– А сполохи не против, что всякие подозрительные звери хватают их мальков своими клычищами? – улыбнулся Вальтер.

– Что вы! Они очень хорошо относятся к котикам. Увы, сами кошки обычно избегают взрослых сполохов, – он укоризненно посмотрел на полосатого. Тот зевнул, поудобнее уселся на коленях у волшебника и стал принюхиваться к остаткам каши в ближайшей миске.

Дверь снова распахнулась и, раздражённо топоча, в трапезную ворвался Габор. Следом, пытаясь на ходу ему шепнуть что-то, семенила Калида. Коротышка поднялся им навстречу, и потревоженный кот запрыгнул на стол, тотчас же сунув морду в миску. Ему, впрочем, не дали отведать остатков людской трапезы: Габор шикнул и, должно быть, сопроводил звуки чарами, потому что кота скинуло на пол.

– Наш слуга уже почти тут, собирайтесь, – бросил долговязый.

– То есть мы свободны? – уточнила Кейтлин. – И брату Ингольберту никто не будет есть руку? – тот улыбнулся ей.

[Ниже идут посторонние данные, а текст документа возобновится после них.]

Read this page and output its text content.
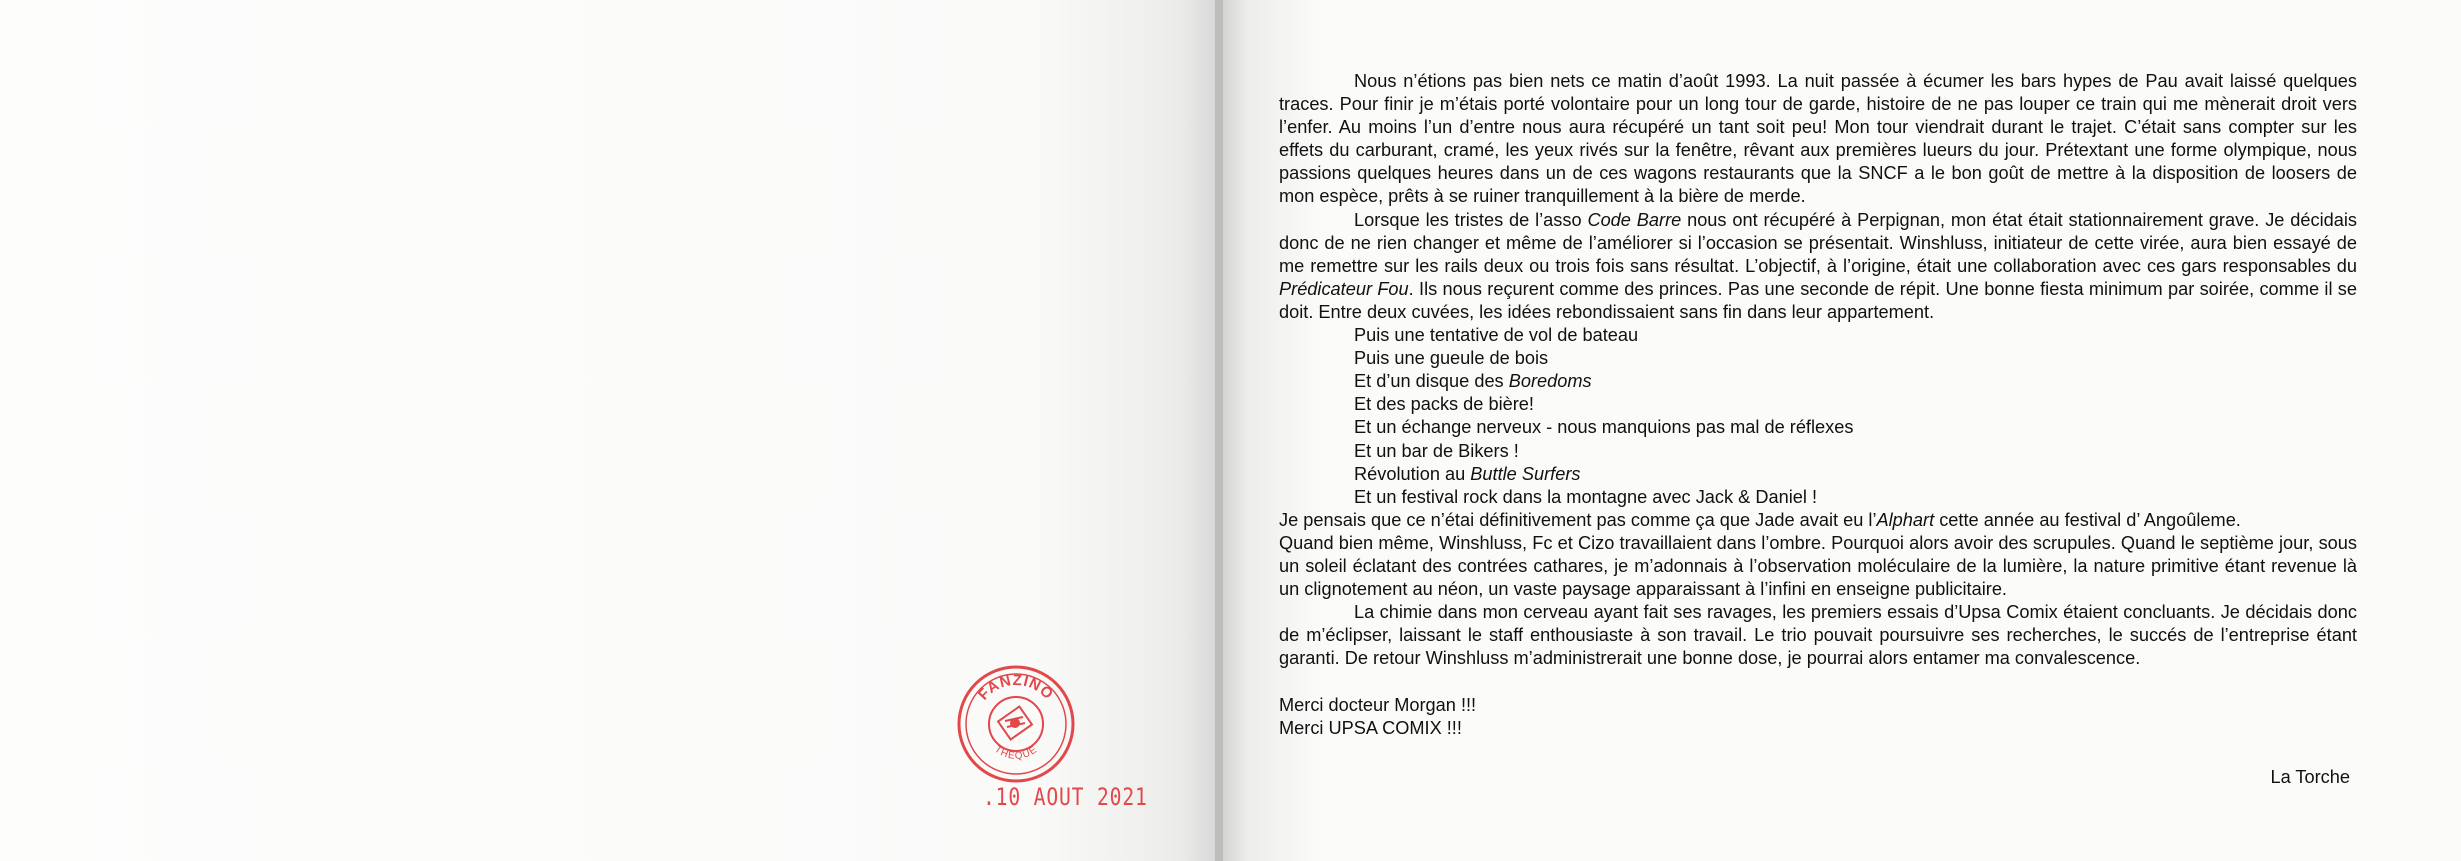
FANZINO
THÈQUE
.10 AOUT 2021

Nous n’étions pas bien nets ce matin d’août 1993. La nuit passée à écumer les bars hypes de Pau avait laissé quelques traces. Pour finir je m’étais porté volontaire pour un long tour de garde, histoire de ne pas louper ce train qui me mènerait droit vers l’enfer. Au moins l’un d’entre nous aura récupéré un tant soit peu! Mon tour viendrait durant le trajet. C’était sans compter sur les effets du carburant, cramé, les yeux rivés sur la fenêtre, rêvant aux premières lueurs du jour. Prétextant une forme olympique, nous passions quelques heures dans un de ces wagons restaurants que la SNCF a le bon goût de mettre à la disposition de loosers de mon espèce, prêts à se ruiner tranquillement à la bière de merde.

Lorsque les tristes de l’asso Code Barre nous ont récupéré à Perpignan, mon état était stationnairement grave. Je décidais donc de ne rien changer et même de l’améliorer si l’occasion se présentait. Winshluss, initiateur de cette virée, aura bien essayé de me remettre sur les rails deux ou trois fois sans résultat. L’objectif, à l’origine, était une collaboration avec ces gars responsables du Prédicateur Fou. Ils nous reçurent comme des princes. Pas une seconde de répit. Une bonne fiesta minimum par soirée, comme il se doit. Entre deux cuvées, les idées rebondissaient sans fin dans leur appartement.

Puis une tentative de vol de bateau

Puis une gueule de bois

Et d’un disque des Boredoms

Et des packs de bière!

Et un échange nerveux - nous manquions pas mal de réflexes

Et un bar de Bikers !

Révolution au Buttle Surfers

Et un festival rock dans la montagne avec Jack & Daniel !

Je pensais que ce n’étai définitivement pas comme ça que Jade avait eu l’Alphart cette année au festival d’ Angoûleme.

Quand bien même, Winshluss, Fc et Cizo travaillaient dans l’ombre. Pourquoi alors avoir des scrupules. Quand le septième jour, sous un soleil éclatant des contrées cathares, je m’adonnais à l’observation moléculaire de la lumière, la nature primitive étant revenue là un clignotement au néon, un vaste paysage apparaissant à l’infini en enseigne publicitaire.

La chimie dans mon cerveau ayant fait ses ravages, les premiers essais d’Upsa Comix étaient concluants. Je décidais donc de m’éclipser, laissant le staff enthousiaste à son travail. Le trio pouvait poursuivre ses recherches, le succés de l’entreprise étant garanti. De retour Winshluss m’administrerait une bonne dose, je pourrai alors entamer ma convalescence.

Merci docteur Morgan !!!

Merci UPSA COMIX !!!

La Torche
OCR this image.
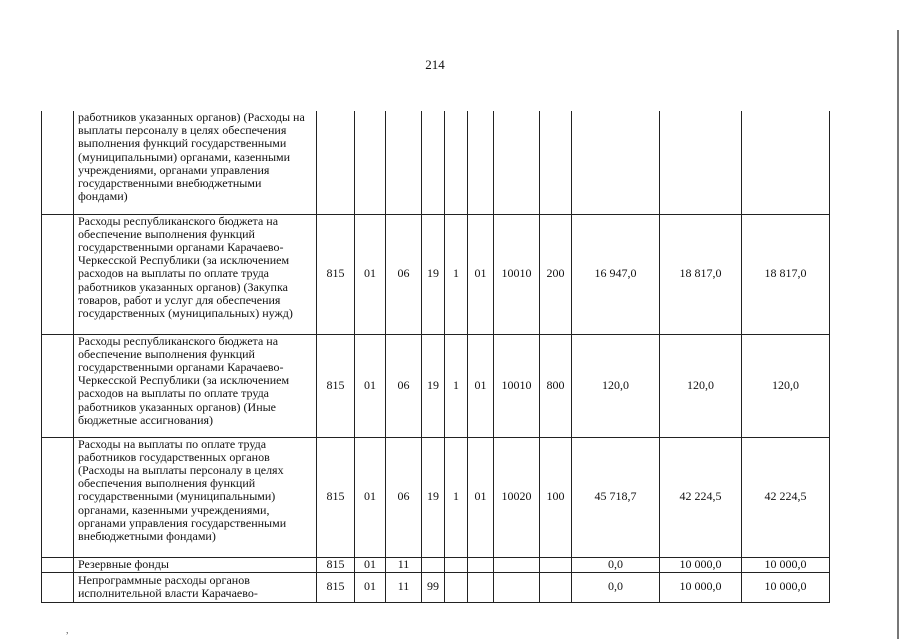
214
	работников указанных органов) (Расходы на выплаты персоналу в целях обеспечения выполнения функций государственными (муниципальными) органами, казенными учреждениями, органами управления государственными внебюджетными фондами)											
	Расходы республиканского бюджета на обеспечение выполнения функций государственными органами Карачаево-Черкесской Республики (за исключением расходов на выплаты по оплате труда работников указанных органов) (Закупка товаров, работ и услуг для обеспечения государственных (муниципальных) нужд)	815	01	06	19	1	01	10010	200	16 947,0	18 817,0	18 817,0
	Расходы республиканского бюджета на обеспечение выполнения функций государственными органами Карачаево-Черкесской Республики (за исключением расходов на выплаты по оплате труда работников указанных органов) (Иные бюджетные ассигнования)	815	01	06	19	1	01	10010	800	120,0	120,0	120,0
	Расходы на выплаты по оплате труда работников государственных органов (Расходы на выплаты персоналу в целях обеспечения выполнения функций государственными (муниципальными) органами, казенными учреждениями, органами управления государственными внебюджетными фондами)	815	01	06	19	1	01	10020	100	45 718,7	42 224,5	42 224,5
	Резервные фонды	815	01	11						0,0	10 000,0	10 000,0
	Непрограммные расходы органов исполнительной власти Карачаево-	815	01	11	99					0,0	10 000,0	10 000,0
,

– Не будет, – Габор поморщился.

– Мы придумаем, как умилостивить сполохов, – уверил коротышка.

– Я уже, – отрезал долговязый. – Скормим их личинкам ещё пару блажных, которые бормочут о своём Норе, – он скосился на странников, ожидая их реакции.

– Помилуй Владыка! – прошептал подвижник.

– Так это действительно вы? – Кейтлин нахмурилась. Коротышка вжал голову в плечи. – Как вообще можно было додуматься до такого? – Габор мстительно оскалился. Ему определённо понравилось, как гости восприняли эту новость.

– Прошу вас, – протянув к нему руки, проговорил подвижник, – Не надо из-за меня губить несчастных. Пусть лучше мне съедят руку.

– А поздно! – долговязый всплеснул руками в притворном бессилии. – Нам приказали сделать так, чтобы никому из вас не причинили вреда – мы не можем не подчиниться. Так что пакуйте свои моральные терзания – и на выход, да поскорее, если хотите догнать вора.

– Интересно, кто из вас так любит мучить людей: вы или многоножки, – девчонка недобро прищурилась. Коротышка одними губами проговорил: «Спо-ло-хи!»

– Думаю, для них есть, м-м, какой-то смысл в том, чтобы выводить потомство именно в телах людей, а не оленей, скажем, – промолвил Шаан. – Но какой?

– Вам и не надо этого знать, – уверил Габор. – Кстати, – окинув взглядом странников, добавил он, – я подумал, что с вашей подругой у очень много возни: мыть её, ворочать, подметать в комнате, а нам бы…

– Я! – вскакивая, воскликнул Годфруа. – Я останусь с ней! – отсветы магических кристаллов дрожали в его выпученных глазах. – Вот и славно, – Габор осклабился.

Айдан скрипнул зубами. Ему было ужасно обидно, что великан вызвался раньше него. Ревность рисовала в его голове картины того, как Годфруа попробует воспользоваться беспомощностью своей госпожи, и он со значением посмотрел на Габора, повторяя в голове: «Пожалуйста, не оставляйте его наедине с Этельфледой!» – и надеясь, что колдун услышит эти мысленные просьбы. Тот ухмыльнулся – но было ли это обещанием присмотреть за великаном или просто насмешкой? В любом случае, сказал себе хронист, вернуть Этельфледе недостающую часть души было важнее, чем приглядеть за её телом. Кажется, Кейтлин пришла к тем же выводам – встретившись глазами с Айданом, она чуть заметно кивнула ему.

Годфруа тепло простился с попутчиками, заклиная их во что бы то ни стало догнать Фродвина и вернуть его драгоценную ношу. Хронисту показалось, что великан уже начал жалеть о своём поспешном решении остаться при Этельфледе вместо того, чтобы преследовать вора, но теперь не смел отказаться. От полноты чувств Годфруа полез обниматься со всеми, и Айдан потом с тревогой ощупывал свои рёбра, которые как будто бы хрустнули, когда их стиснули могущие ручищи. Кейтлин, в свою очередь, заставила великана три раза пообещать ей, что он будет слушаться чародеев и не сломает ничего из тонкого оборудования в комнате Этельфледы.